By Terese Svoboda. Mad Creek Books, March 12, 2019.
Water, its use and abuse, trickles through Great American Desert, spanning the misadventures of the prehistoric Clovis people to the wanderings of a forlorn couple around a pink pyramid in a sci-fi prairie. In “Dutch Joe,” the eponymous hero sees the future from the bottom of a well in the Sandhills, while a woman tries to drag her sister back from insanity in “Dirty Thirties.” In “Bomb Jockey,” a local Romeo disposes of leaky bombs at South Dakota’s army depot. A family quarrels in “Ogallala Aquifer” as a thousand trucks dump chemical waste next to their land. Bugs and drugs are devoured in “Alfalfa,” a disc jockey talks her way out of a knifing in “Sally Rides,” and an updated Pied Piper begs parents to reconsider in “The Mountain.” The consequences of the land’s mistreatment is epitomized in the final story by a discovery inside a pink pyramid.
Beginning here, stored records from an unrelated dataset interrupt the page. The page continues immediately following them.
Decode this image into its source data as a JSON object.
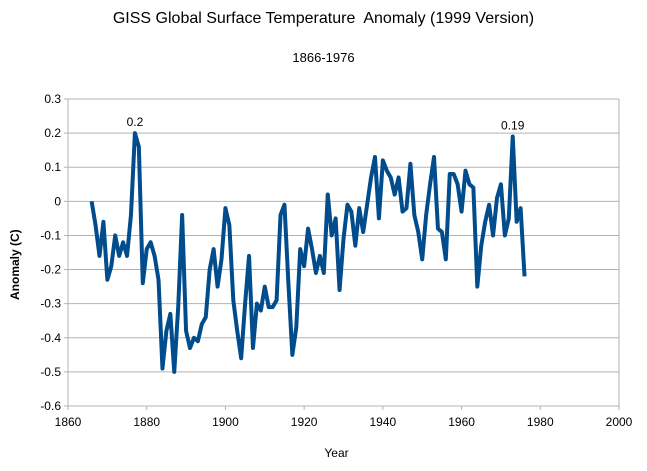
{
  "chart_data": {
    "type": "line",
    "title": "GISS Global Surface Temperature  Anomaly (1999 Version)",
    "subtitle": "1866-1976",
    "xlabel": "Year",
    "ylabel": "Anomaly (C)",
    "xlim": [
      1860,
      2000
    ],
    "ylim": [
      -0.6,
      0.3
    ],
    "x_ticks": [
      "1860",
      "1880",
      "1900",
      "1920",
      "1940",
      "1960",
      "1980",
      "2000"
    ],
    "y_ticks": [
      "0.3",
      "0.2",
      "0.1",
      "0",
      "-0.1",
      "-0.2",
      "-0.3",
      "-0.4",
      "-0.5",
      "-0.6"
    ],
    "grid": "horizontal",
    "legend": "none",
    "series": [
      {
        "color": "#004c8c",
        "x": [
          1866,
          1867,
          1868,
          1869,
          1870,
          1871,
          1872,
          1873,
          1874,
          1875,
          1876,
          1877,
          1878,
          1879,
          1880,
          1881,
          1882,
          1883,
          1884,
          1885,
          1886,
          1887,
          1888,
          1889,
          1890,
          1891,
          1892,
          1893,
          1894,
          1895,
          1896,
          1897,
          1898,
          1899,
          1900,
          1901,
          1902,
          1903,
          1904,
          1905,
          1906,
          1907,
          1908,
          1909,
          1910,
          1911,
          1912,
          1913,
          1914,
          1915,
          1916,
          1917,
          1918,
          1919,
          1920,
          1921,
          1922,
          1923,
          1924,
          1925,
          1926,
          1927,
          1928,
          1929,
          1930,
          1931,
          1932,
          1933,
          1934,
          1935,
          1936,
          1937,
          1938,
          1939,
          1940,
          1941,
          1942,
          1943,
          1944,
          1945,
          1946,
          1947,
          1948,
          1949,
          1950,
          1951,
          1952,
          1953,
          1954,
          1955,
          1956,
          1957,
          1958,
          1959,
          1960,
          1961,
          1962,
          1963,
          1964,
          1965,
          1966,
          1967,
          1968,
          1969,
          1970,
          1971,
          1972,
          1973,
          1974,
          1975,
          1976
        ],
        "values": [
          0.0,
          -0.07,
          -0.16,
          -0.06,
          -0.23,
          -0.19,
          -0.1,
          -0.16,
          -0.12,
          -0.16,
          -0.04,
          0.2,
          0.16,
          -0.24,
          -0.14,
          -0.12,
          -0.16,
          -0.23,
          -0.49,
          -0.38,
          -0.33,
          -0.5,
          -0.31,
          -0.04,
          -0.38,
          -0.43,
          -0.4,
          -0.41,
          -0.36,
          -0.34,
          -0.2,
          -0.14,
          -0.25,
          -0.17,
          -0.02,
          -0.07,
          -0.29,
          -0.38,
          -0.46,
          -0.3,
          -0.16,
          -0.43,
          -0.3,
          -0.32,
          -0.25,
          -0.31,
          -0.31,
          -0.29,
          -0.04,
          -0.01,
          -0.24,
          -0.45,
          -0.37,
          -0.14,
          -0.19,
          -0.08,
          -0.14,
          -0.21,
          -0.16,
          -0.21,
          0.02,
          -0.1,
          -0.05,
          -0.26,
          -0.11,
          -0.01,
          -0.03,
          -0.13,
          -0.02,
          -0.09,
          -0.01,
          0.07,
          0.13,
          -0.05,
          0.12,
          0.09,
          0.07,
          0.02,
          0.07,
          -0.03,
          -0.02,
          0.11,
          -0.04,
          -0.09,
          -0.17,
          -0.04,
          0.05,
          0.13,
          -0.08,
          -0.09,
          -0.17,
          0.08,
          0.08,
          0.05,
          -0.03,
          0.09,
          0.05,
          0.04,
          -0.25,
          -0.13,
          -0.06,
          -0.01,
          -0.1,
          0.01,
          0.05,
          -0.1,
          -0.05,
          0.19,
          -0.06,
          -0.02,
          -0.22
        ]
      }
    ],
    "annotations": [
      {
        "x": 1877,
        "y": 0.2,
        "text": "0.2"
      },
      {
        "x": 1973,
        "y": 0.19,
        "text": "0.19"
      }
    ]
  }
}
The book was starred by both Booklist and Kirkus.
“[Svoboda’s] enigmatic sentences, elliptical narratives, and percussive plots delve into the possibilities of form, genre, and plausible futures, but always with an eye on the vast subterranean psychologies of her all-too-real creations.” — Kirkus.
“Great American Desert is a devious and extraordinary new collection of stories from one of our best writers, Terese Svoboda.” — Karen Russell.
“Svoboda has brought a poet’s lyrical intensity and factual density to prose fiction, and writes like no one else.” — Tom McGuane.
“Stunning, deeply felt, and uniquely perceptive.” — Los Angeles Review of Books.
“Stories that surprise, disturb, and amuse in equal measure.” — Publisher’s Weekly.
“This is a wonderful, and fiercely original collection for anyone who enjoys fiction in any genre—literary, speculative, horror, romance.” — Litpub.